ECLI:NL:RBNNE:2020:2600

Rechtbank Noord-Nederland

Datum uitspraak
29 juni 2020
Publicatiedatum
24 juli 2020
Zaaknummer
18/830306-15 Ontneming
Instantie
Rechtbank Noord-Nederland
Type
Uitspraak
Rechtsgebied
Strafrecht
Procedures
  • Op tegenspraak
Vindplaatsen
  • Rechtspraak.nl
AI samenvatting door LexboostAutomatisch gegenereerd

Vordering tot ontneming van wederrechtelijk verkregen voordeel in het kader van schuldwitwassen

In deze zaak heeft de Rechtbank Noord-Nederland op 29 juni 2020 uitspraak gedaan in een vordering tot ontneming van wederrechtelijk verkregen voordeel, in het kader van een strafzaak tegen de veroordeelde. De officier van justitie had op 9 oktober 2018 een vordering ingediend om het bedrag van € 174.456,65 vast te stellen, dat de veroordeelde zou moeten betalen aan de Staat ter ontneming van het wederrechtelijk verkregen voordeel. De behandeling vond plaats op 15 juni 2020, waarbij de veroordeelde werd bijgestaan door haar raadsman, mr. E.T. van Dalen.

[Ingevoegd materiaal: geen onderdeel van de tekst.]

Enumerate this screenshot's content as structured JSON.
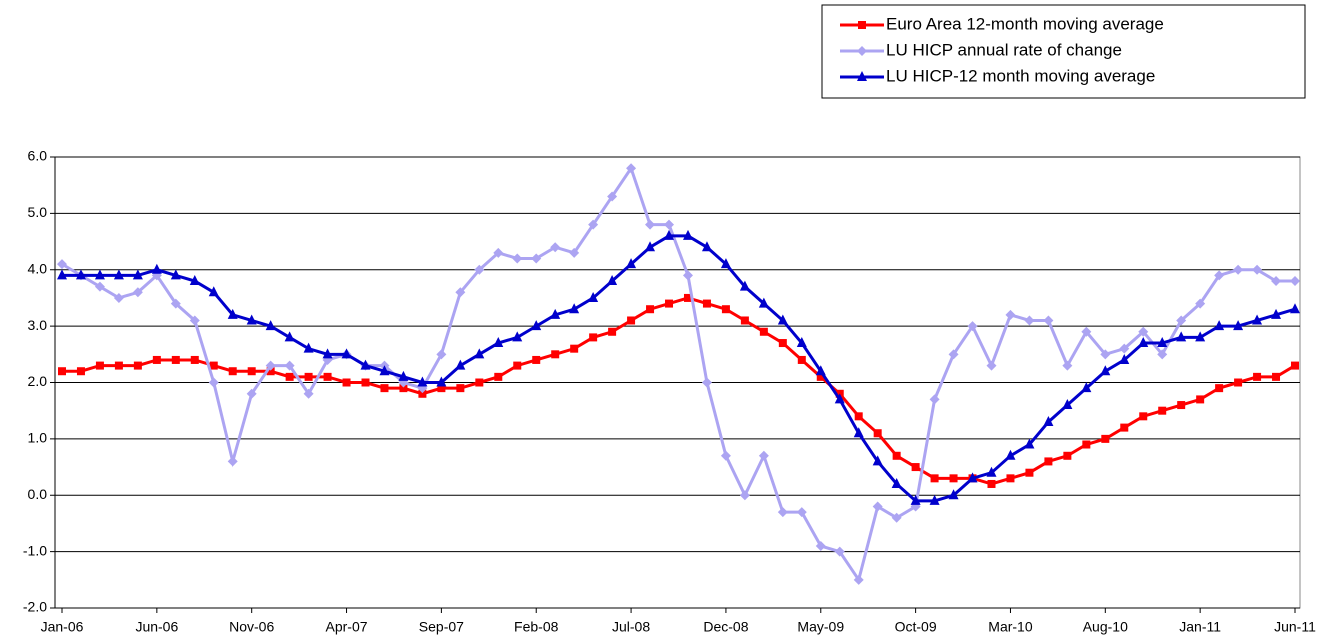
{
  "chart_data": {
    "type": "line",
    "categories": [
      "Jan-06",
      null,
      null,
      null,
      null,
      "Jun-06",
      null,
      null,
      null,
      null,
      "Nov-06",
      null,
      null,
      null,
      null,
      "Apr-07",
      null,
      null,
      null,
      null,
      "Sep-07",
      null,
      null,
      null,
      null,
      "Feb-08",
      null,
      null,
      null,
      null,
      "Jul-08",
      null,
      null,
      null,
      null,
      "Dec-08",
      null,
      null,
      null,
      null,
      "May-09",
      null,
      null,
      null,
      null,
      "Oct-09",
      null,
      null,
      null,
      null,
      "Mar-10",
      null,
      null,
      null,
      null,
      "Aug-10",
      null,
      null,
      null,
      null,
      "Jan-11",
      null,
      null,
      null,
      null,
      "Jun-11"
    ],
    "series": [
      {
        "name": "Euro Area 12-month moving average",
        "color": "#ff0000",
        "marker": "square",
        "values": [
          2.2,
          2.2,
          2.3,
          2.3,
          2.3,
          2.4,
          2.4,
          2.4,
          2.3,
          2.2,
          2.2,
          2.2,
          2.1,
          2.1,
          2.1,
          2.0,
          2.0,
          1.9,
          1.9,
          1.8,
          1.9,
          1.9,
          2.0,
          2.1,
          2.3,
          2.4,
          2.5,
          2.6,
          2.8,
          2.9,
          3.1,
          3.3,
          3.4,
          3.5,
          3.4,
          3.3,
          3.1,
          2.9,
          2.7,
          2.4,
          2.1,
          1.8,
          1.4,
          1.1,
          0.7,
          0.5,
          0.3,
          0.3,
          0.3,
          0.2,
          0.3,
          0.4,
          0.6,
          0.7,
          0.9,
          1.0,
          1.2,
          1.4,
          1.5,
          1.6,
          1.7,
          1.9,
          2.0,
          2.1,
          2.1,
          2.3
        ]
      },
      {
        "name": "LU HICP annual rate of change",
        "color": "#aca4f2",
        "marker": "diamond",
        "values": [
          4.1,
          3.9,
          3.7,
          3.5,
          3.6,
          3.9,
          3.4,
          3.1,
          2.0,
          0.6,
          1.8,
          2.3,
          2.3,
          1.8,
          2.4,
          2.5,
          2.3,
          2.3,
          2.0,
          1.9,
          2.5,
          3.6,
          4.0,
          4.3,
          4.2,
          4.2,
          4.4,
          4.3,
          4.8,
          5.3,
          5.8,
          4.8,
          4.8,
          3.9,
          2.0,
          0.7,
          0.0,
          0.7,
          -0.3,
          -0.3,
          -0.9,
          -1.0,
          -1.5,
          -0.2,
          -0.4,
          -0.2,
          1.7,
          2.5,
          3.0,
          2.3,
          3.2,
          3.1,
          3.1,
          2.3,
          2.9,
          2.5,
          2.6,
          2.9,
          2.5,
          3.1,
          3.4,
          3.9,
          4.0,
          4.0,
          3.8,
          3.8
        ]
      },
      {
        "name": "LU HICP-12 month moving average",
        "color": "#0000cc",
        "marker": "triangle",
        "values": [
          3.9,
          3.9,
          3.9,
          3.9,
          3.9,
          4.0,
          3.9,
          3.8,
          3.6,
          3.2,
          3.1,
          3.0,
          2.8,
          2.6,
          2.5,
          2.5,
          2.3,
          2.2,
          2.1,
          2.0,
          2.0,
          2.3,
          2.5,
          2.7,
          2.8,
          3.0,
          3.2,
          3.3,
          3.5,
          3.8,
          4.1,
          4.4,
          4.6,
          4.6,
          4.4,
          4.1,
          3.7,
          3.4,
          3.1,
          2.7,
          2.2,
          1.7,
          1.1,
          0.6,
          0.2,
          -0.1,
          -0.1,
          0.0,
          0.3,
          0.4,
          0.7,
          0.9,
          1.3,
          1.6,
          1.9,
          2.2,
          2.4,
          2.7,
          2.7,
          2.8,
          2.8,
          3.0,
          3.0,
          3.1,
          3.2,
          3.3
        ]
      }
    ],
    "ylim": [
      -2,
      6
    ],
    "yticks": [
      {
        "value": -2,
        "label": "-2.0"
      },
      {
        "value": -1,
        "label": "-1.0"
      },
      {
        "value": 0,
        "label": "0.0"
      },
      {
        "value": 1,
        "label": "1.0"
      },
      {
        "value": 2,
        "label": "2.0"
      },
      {
        "value": 3,
        "label": "3.0"
      },
      {
        "value": 4,
        "label": "4.0"
      },
      {
        "value": 5,
        "label": "5.0"
      },
      {
        "value": 6,
        "label": "6.0"
      }
    ],
    "grid": true,
    "legend": "top-right"
  }
}
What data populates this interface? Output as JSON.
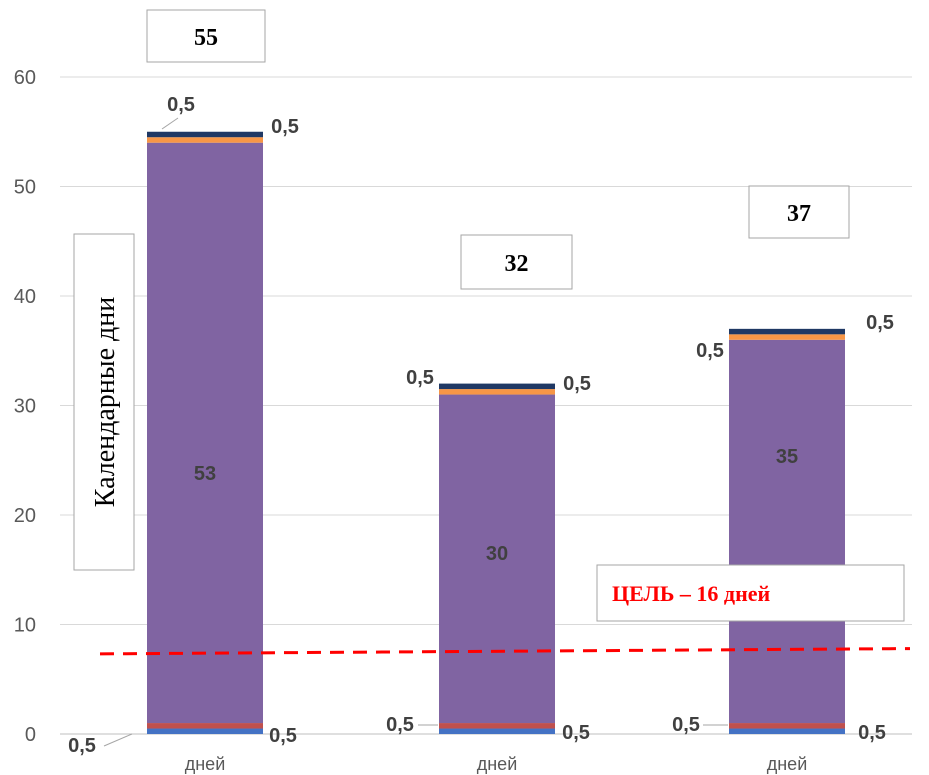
{
  "chart_data": {
    "type": "bar",
    "stacked": true,
    "ylim": [
      0,
      60
    ],
    "yticks": [
      0,
      10,
      20,
      30,
      40,
      50,
      60
    ],
    "grid": true,
    "categories": [
      "дней",
      "дней",
      "дней"
    ],
    "series": [
      {
        "values": [
          0.5,
          0.5,
          0.5
        ],
        "color": "#4472C4",
        "labels": [
          "0,5",
          "0,5",
          "0,5"
        ]
      },
      {
        "values": [
          0.5,
          0.5,
          0.5
        ],
        "color": "#C0504D",
        "labels": [
          "0,5",
          "0,5",
          "0,5"
        ]
      },
      {
        "values": [
          53,
          30,
          35
        ],
        "color": "#8064A2",
        "labels": [
          "53",
          "30",
          "35"
        ]
      },
      {
        "values": [
          0.5,
          0.5,
          0.5
        ],
        "color": "#F79646",
        "labels": [
          "0,5",
          "0,5",
          "0,5"
        ]
      },
      {
        "values": [
          0.5,
          0.5,
          0.5
        ],
        "color": "#1F3864",
        "labels": [
          "0,5",
          "0,5",
          "0,5"
        ]
      }
    ],
    "totals": [
      "55",
      "32",
      "37"
    ],
    "ylabel": "Календарные дни",
    "goal_label": "ЦЕЛЬ – 16 дней",
    "goal_color": "#FF0000",
    "goal_line": [
      7.5,
      7.8
    ]
  }
}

De officier van justitie, mr. G. Wilbrink, vorderde dat de veroordeelde zou worden veroordeeld tot betaling van € 74.243,57, het bedrag dat volgens hem als wederrechtelijk verkregen voordeel kon worden aangemerkt. De verdediging betwistte dit en stelde dat er geen sprake was van wederrechtelijk verkregen voordeel, en dat de bedragen op de bankrekeningen van de veroordeelde niet aan haar voordeel konden worden toegerekend.

De rechtbank oordeelde dat het wederrechtelijk verkregen voordeel niet zonder meer gelijkgesteld kan worden aan de vermogensbestanddelen die het voorwerp van het bewezenverklaarde witwassen zijn. De rechtbank stelde vast dat de veroordeelde en haar medeverdachte hoofdelijk aansprakelijk zijn voor de betalingsverplichting van € 74.243,57. Tevens werd de duur van de gijzeling vastgesteld op 200 dagen bij niet-nakoming van de betalingsverplichting. De rechtbank heeft de vordering van de officier van justitie voor het overige afgewezen.

Uitspraak

RECHTBANK NOORD-NEDERLAND

Afdeling strafrecht
Locatie Leeuwarden
Parketnummer: 18/830306-15
Beslissing van de meervoudige kamer, Noordelijke Fraudekamer, d.d. 29 juni 2020 op een vordering van de officier van justitie tot ontneming van wederrechtelijk verkregen voordeel
in de zaak tegen

[veroordeelde],

geboren op [geboortedatum] 1966 te [geboorteplaats],
wonende Zilverlaan 237 [woonplaats],
hierna te noemen: veroordeelde.

Procesverloop

De officier van justitie heeft op 9 oktober 2018 schriftelijk gevorderd dat de rechtbank het bedrag vast zal stellen waarop het wederrechtelijk verkregen voordeel als bedoeld in artikel 36e, vijfde lid, van het Wetboek van Strafrecht, wordt geschat en dat de rechtbank de veroordeelde de verplichting zal opleggen tot betaling aan de Staat van een bedrag van € 174.456,65 ter ontneming van het uit het in de zaak met parketnummer 18/830306-15 voortvloeiende, wederrechtelijk verkregen voordeel.
De behandeling heeft plaatsgevonden ter terechtzitting van 15 juni 2020. Veroordeelde is verschenen, bijgestaan door haar raadsman mr. E.T. van Dalen, advocaat te Groningen.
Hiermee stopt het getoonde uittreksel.